Mark Twain is one of America's greatest writers and I do believe it is for that very reason that I have trouble deciding whether I like the Adventures of Huckleberry Finn more than I like the Adventures of Tom Sawyer. I do, however, like Huckleberry Finn as a character; he seems a bit more complex than Tom Sawyer or any other character created by Mark Twain. Huck is only thirteen years old and he has already had a rough life so far; he was pretty much abandoned by his drunken father and left to fend for himself on the fringes of society. He is a truly intelligent young man even though he was never formally educated and his true potential for learning is brought out by the schooling he receives from the Widow Douglas and her sister, Ms. Watson. Nevertheless, it is his various mishaps and adventures that truly makes Huckleberry Finn the fine, well rounded young man he becomes. He learns much from his misadventures with the slave boy Jim and the two con artists who refer to themselves as the King and the Duke; it is during this strange journey that Huck begins to realize that what he has been told about the world is not exactly true.
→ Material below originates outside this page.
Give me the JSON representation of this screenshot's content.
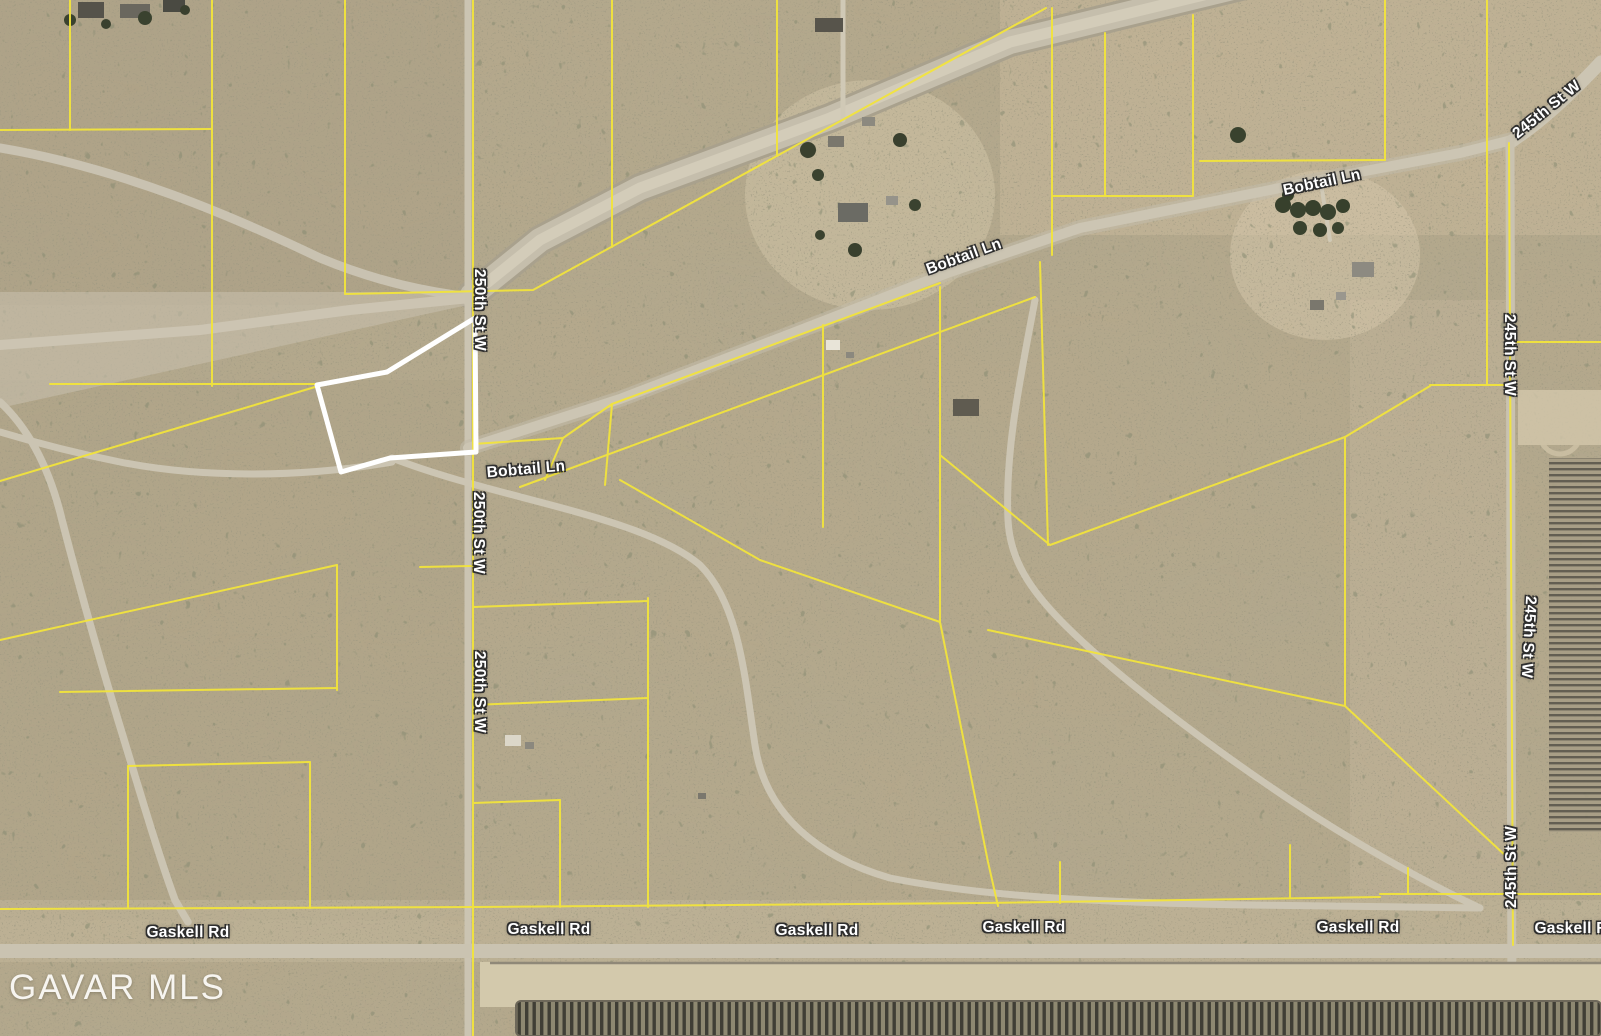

He struggles with his feelings of what is right and wrong concerning his traveling companion, Jim; should he turn him in like any other white man would any other runaway slave or should he help him escape like he believes that Jim deserves. Many would perceive this thought as odd coming from a young man at this point in history but I think it would have been perfectly normal seeing as Huckleberry Finn was not brought up by "normal" people of a society, he raised himself and therefore he learned to follow his gut instinct and his heart to what he thought was right. I think we should all be a little more like Huckleberry Finn.